Friday, April 15, 2016

Bernie-Bot math

Examine your assumptions

Did you know that Bernie Sanders is all but assured of a contested Democratic convention? The Bernie Bots tell us so by a startlingly naive application of simple math. One example is embodied in a picture post that the senator's fans have been passing around and sharing. Its most basic claim is that “In order to prevent a contested convention with Bernie Sanders, Hillary needs to win 65% or more of the vote in every future state.” While I agree that Sanders has enjoyed a remarkable degree of success in the campaign to this point, the supposed reversal of fortune for Clinton seems a bit of a stretch.
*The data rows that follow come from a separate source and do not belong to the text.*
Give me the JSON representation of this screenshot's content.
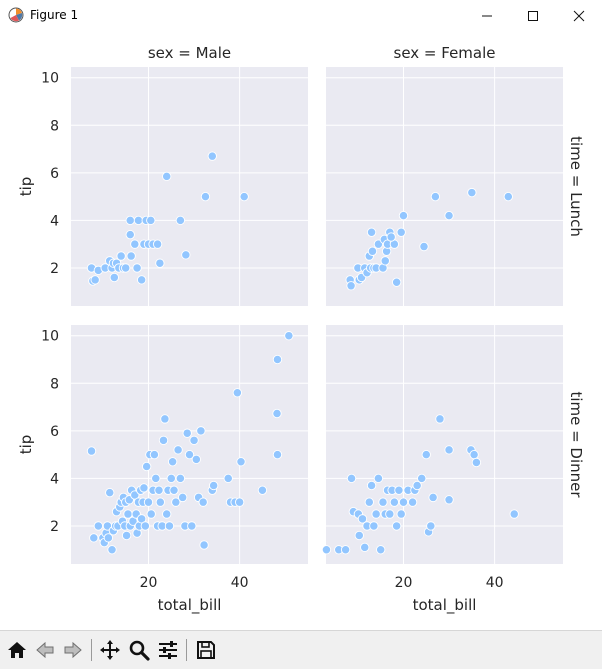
{
  "window": {
    "title": "Figure 1",
    "minimize_label": "–",
    "maximize_label": "☐",
    "close_label": "✕"
  },
  "toolbar": {
    "buttons": [
      "home-icon",
      "back-icon",
      "forward-icon",
      "pan-icon",
      "zoom-icon",
      "configure-subplots-icon",
      "save-icon"
    ]
  },
  "colors": {
    "marker": "#92c6ff",
    "marker_edge": "#ffffff",
    "panel_bg": "#eaeaf2",
    "grid": "#ffffff"
  },
  "chart_data": {
    "type": "scatter",
    "xlabel": "total_bill",
    "ylabel": "tip",
    "xlim": [
      3,
      55
    ],
    "ylim": [
      0.4,
      10.45
    ],
    "xticks": [
      20,
      40
    ],
    "yticks": [
      2,
      4,
      6,
      8,
      10
    ],
    "col_titles": [
      "sex = Male",
      "sex = Female"
    ],
    "row_titles": [
      "time = Lunch",
      "time = Dinner"
    ],
    "panels": [
      {
        "row": 0,
        "col": 0,
        "name": "Male / Lunch",
        "points": [
          [
            7.5,
            2.0
          ],
          [
            7.8,
            1.45
          ],
          [
            8.3,
            1.5
          ],
          [
            9.0,
            1.9
          ],
          [
            10.5,
            2.0
          ],
          [
            11.5,
            2.3
          ],
          [
            12.0,
            2.0
          ],
          [
            12.3,
            2.2
          ],
          [
            12.5,
            1.6
          ],
          [
            13.0,
            2.2
          ],
          [
            13.5,
            2.0
          ],
          [
            14.0,
            2.5
          ],
          [
            14.5,
            2.0
          ],
          [
            15.0,
            2.0
          ],
          [
            16.0,
            4.0
          ],
          [
            16.0,
            3.4
          ],
          [
            16.2,
            2.5
          ],
          [
            17.0,
            3.0
          ],
          [
            17.5,
            2.0
          ],
          [
            17.8,
            4.0
          ],
          [
            18.5,
            1.5
          ],
          [
            19.0,
            3.0
          ],
          [
            19.5,
            4.0
          ],
          [
            20.0,
            3.0
          ],
          [
            20.5,
            4.0
          ],
          [
            21.0,
            3.0
          ],
          [
            22.0,
            3.0
          ],
          [
            22.5,
            2.2
          ],
          [
            24.0,
            5.85
          ],
          [
            27.0,
            4.0
          ],
          [
            28.2,
            2.55
          ],
          [
            32.5,
            5.0
          ],
          [
            34.0,
            6.7
          ],
          [
            41.0,
            5.0
          ]
        ]
      },
      {
        "row": 0,
        "col": 1,
        "name": "Female / Lunch",
        "points": [
          [
            8.3,
            1.5
          ],
          [
            8.5,
            1.25
          ],
          [
            10.0,
            2.0
          ],
          [
            10.3,
            1.5
          ],
          [
            10.8,
            1.6
          ],
          [
            11.5,
            2.0
          ],
          [
            12.0,
            1.8
          ],
          [
            12.5,
            2.5
          ],
          [
            12.8,
            2.0
          ],
          [
            13.0,
            3.5
          ],
          [
            13.2,
            2.7
          ],
          [
            13.5,
            2.0
          ],
          [
            14.0,
            2.0
          ],
          [
            14.5,
            3.0
          ],
          [
            15.5,
            2.0
          ],
          [
            15.8,
            3.2
          ],
          [
            16.0,
            2.3
          ],
          [
            16.3,
            2.7
          ],
          [
            16.5,
            3.0
          ],
          [
            17.0,
            3.5
          ],
          [
            18.0,
            3.0
          ],
          [
            17.3,
            3.3
          ],
          [
            18.5,
            1.4
          ],
          [
            19.5,
            3.5
          ],
          [
            20.0,
            4.2
          ],
          [
            24.5,
            2.9
          ],
          [
            27.0,
            5.0
          ],
          [
            30.0,
            4.2
          ],
          [
            35.0,
            5.17
          ],
          [
            43.0,
            5.0
          ]
        ]
      },
      {
        "row": 1,
        "col": 0,
        "name": "Male / Dinner",
        "points": [
          [
            7.5,
            5.15
          ],
          [
            8.0,
            1.5
          ],
          [
            9.0,
            2.0
          ],
          [
            10.0,
            1.5
          ],
          [
            10.3,
            1.3
          ],
          [
            10.7,
            1.7
          ],
          [
            11.0,
            2.0
          ],
          [
            11.2,
            1.5
          ],
          [
            11.5,
            3.4
          ],
          [
            12.0,
            1.0
          ],
          [
            12.3,
            1.8
          ],
          [
            12.8,
            2.0
          ],
          [
            13.0,
            2.6
          ],
          [
            13.3,
            2.0
          ],
          [
            13.7,
            2.8
          ],
          [
            14.0,
            3.0
          ],
          [
            14.3,
            2.2
          ],
          [
            14.5,
            3.2
          ],
          [
            14.8,
            2.0
          ],
          [
            15.0,
            3.0
          ],
          [
            15.2,
            1.6
          ],
          [
            15.5,
            2.5
          ],
          [
            15.8,
            3.1
          ],
          [
            16.0,
            2.0
          ],
          [
            16.3,
            3.5
          ],
          [
            16.6,
            2.2
          ],
          [
            17.0,
            3.3
          ],
          [
            17.3,
            2.5
          ],
          [
            17.5,
            1.7
          ],
          [
            17.8,
            3.0
          ],
          [
            18.0,
            2.0
          ],
          [
            18.3,
            3.5
          ],
          [
            18.5,
            2.3
          ],
          [
            18.8,
            3.0
          ],
          [
            19.0,
            3.6
          ],
          [
            19.3,
            2.0
          ],
          [
            19.6,
            4.5
          ],
          [
            20.0,
            3.0
          ],
          [
            20.3,
            5.0
          ],
          [
            20.6,
            2.5
          ],
          [
            21.0,
            3.5
          ],
          [
            21.3,
            5.0
          ],
          [
            21.6,
            4.0
          ],
          [
            22.0,
            2.0
          ],
          [
            22.3,
            3.5
          ],
          [
            22.6,
            3.0
          ],
          [
            23.0,
            2.0
          ],
          [
            23.3,
            5.6
          ],
          [
            23.6,
            6.5
          ],
          [
            24.0,
            2.5
          ],
          [
            24.3,
            3.5
          ],
          [
            24.6,
            2.0
          ],
          [
            25.0,
            4.0
          ],
          [
            25.3,
            4.7
          ],
          [
            25.6,
            3.5
          ],
          [
            26.0,
            3.0
          ],
          [
            26.5,
            5.2
          ],
          [
            27.0,
            4.0
          ],
          [
            27.5,
            3.2
          ],
          [
            28.0,
            2.0
          ],
          [
            28.5,
            5.9
          ],
          [
            29.0,
            5.0
          ],
          [
            29.5,
            2.0
          ],
          [
            30.0,
            5.6
          ],
          [
            30.5,
            4.8
          ],
          [
            31.0,
            3.2
          ],
          [
            31.5,
            6.0
          ],
          [
            32.0,
            3.0
          ],
          [
            32.2,
            1.2
          ],
          [
            34.0,
            3.5
          ],
          [
            34.3,
            3.7
          ],
          [
            37.5,
            4.0
          ],
          [
            38.0,
            3.0
          ],
          [
            39.0,
            3.0
          ],
          [
            39.5,
            7.6
          ],
          [
            40.0,
            3.0
          ],
          [
            40.3,
            4.7
          ],
          [
            45.0,
            3.5
          ],
          [
            48.2,
            6.73
          ],
          [
            48.3,
            9.0
          ],
          [
            48.3,
            5.0
          ],
          [
            50.8,
            10.0
          ]
        ]
      },
      {
        "row": 1,
        "col": 1,
        "name": "Female / Dinner",
        "points": [
          [
            3.1,
            1.0
          ],
          [
            5.8,
            1.0
          ],
          [
            7.3,
            1.0
          ],
          [
            8.6,
            4.0
          ],
          [
            9.0,
            2.6
          ],
          [
            10.1,
            2.5
          ],
          [
            10.3,
            1.6
          ],
          [
            11.0,
            2.3
          ],
          [
            11.5,
            1.1
          ],
          [
            12.0,
            2.0
          ],
          [
            12.5,
            3.0
          ],
          [
            13.0,
            3.7
          ],
          [
            13.5,
            2.0
          ],
          [
            14.0,
            2.5
          ],
          [
            14.5,
            4.0
          ],
          [
            15.0,
            1.0
          ],
          [
            15.5,
            3.0
          ],
          [
            16.0,
            2.5
          ],
          [
            16.5,
            3.5
          ],
          [
            17.0,
            2.5
          ],
          [
            17.5,
            3.5
          ],
          [
            18.0,
            3.0
          ],
          [
            18.5,
            2.0
          ],
          [
            19.0,
            3.5
          ],
          [
            19.5,
            2.5
          ],
          [
            20.0,
            3.0
          ],
          [
            21.0,
            3.5
          ],
          [
            22.0,
            3.0
          ],
          [
            22.5,
            3.5
          ],
          [
            23.0,
            3.7
          ],
          [
            24.0,
            4.0
          ],
          [
            25.0,
            5.0
          ],
          [
            25.5,
            1.75
          ],
          [
            26.0,
            2.0
          ],
          [
            26.5,
            3.2
          ],
          [
            28.0,
            6.5
          ],
          [
            30.0,
            3.1
          ],
          [
            30.0,
            5.2
          ],
          [
            34.8,
            5.2
          ],
          [
            35.5,
            5.0
          ],
          [
            36.0,
            4.67
          ],
          [
            44.3,
            2.5
          ]
        ]
      }
    ]
  }
}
And it is.

The New York Times keeps a running tally of the delegates in each candidate's camp. As of today, the Times reports that Clinton has 1,307 pledged delegates and 469 unpledged delegates for a total of 1,776 (a nice patriotic number). Sanders by contrast has 1,087 pledged delegates and 31 unpledged delegates for a total of 1,118. The successful candidate will need 2,383 delegate votes to secure the Democratic nomination for president. Thus it's a simple matter to determine that Clinton needs 2,383 − 1,776 = 607 more delegates while Sanders needs 2,383 − 1,087 = 1,296.

Per the Times, there are evidently 1,959 delegates up for grabs in future primary elections and caucuses. Therefore, Clinton must secure 607/1,959 = 0.310 = 31% of the remaining delegates while Sanders has the more formidable task of rounding up 1,296/1,959 = 0.662 = 66.2% of them. How can the Bernie-Bot picture post be so wrong? Easy!

First, assume that all unpledged delegates (the notorious “superdelegates”) are undecided free agents. After complaining bitterly for months that superdelegates are Clinton minions who have “rigged” the nomination contest, Bernie's supporters are now pretending they can be ignored and omitted from Clinton's delegate count. If one insists that the 1,307 formally pledged delegates are all she has, then she needs 2,383 − 1,307 = 1,076. That's a whopping 1,076/1,959 = 0.549 = 54.9%. That's not as dramatic as the Bernie-Bot claim that she needs 65%, but it would still indicate that Hillary needs a majority of outstanding delegates to win the nomination! She's at a disadvantage! Or so we can pretend.

Remember how shocked Mitt Romney was when he lost the election in 2012? He and his campaign team had been taking all too seriously the “corrected” polling data from partisans who insisted that professional pollsters had biased their population samples against the Republican nominee. If you assumed that there would be a lot more GOP voters at the polls than the national pollsters were finding in their sampling, the results for Mitt were great! But wrong.

The power of an unwarranted assumption is great. And it gets even greater when you can't do the math.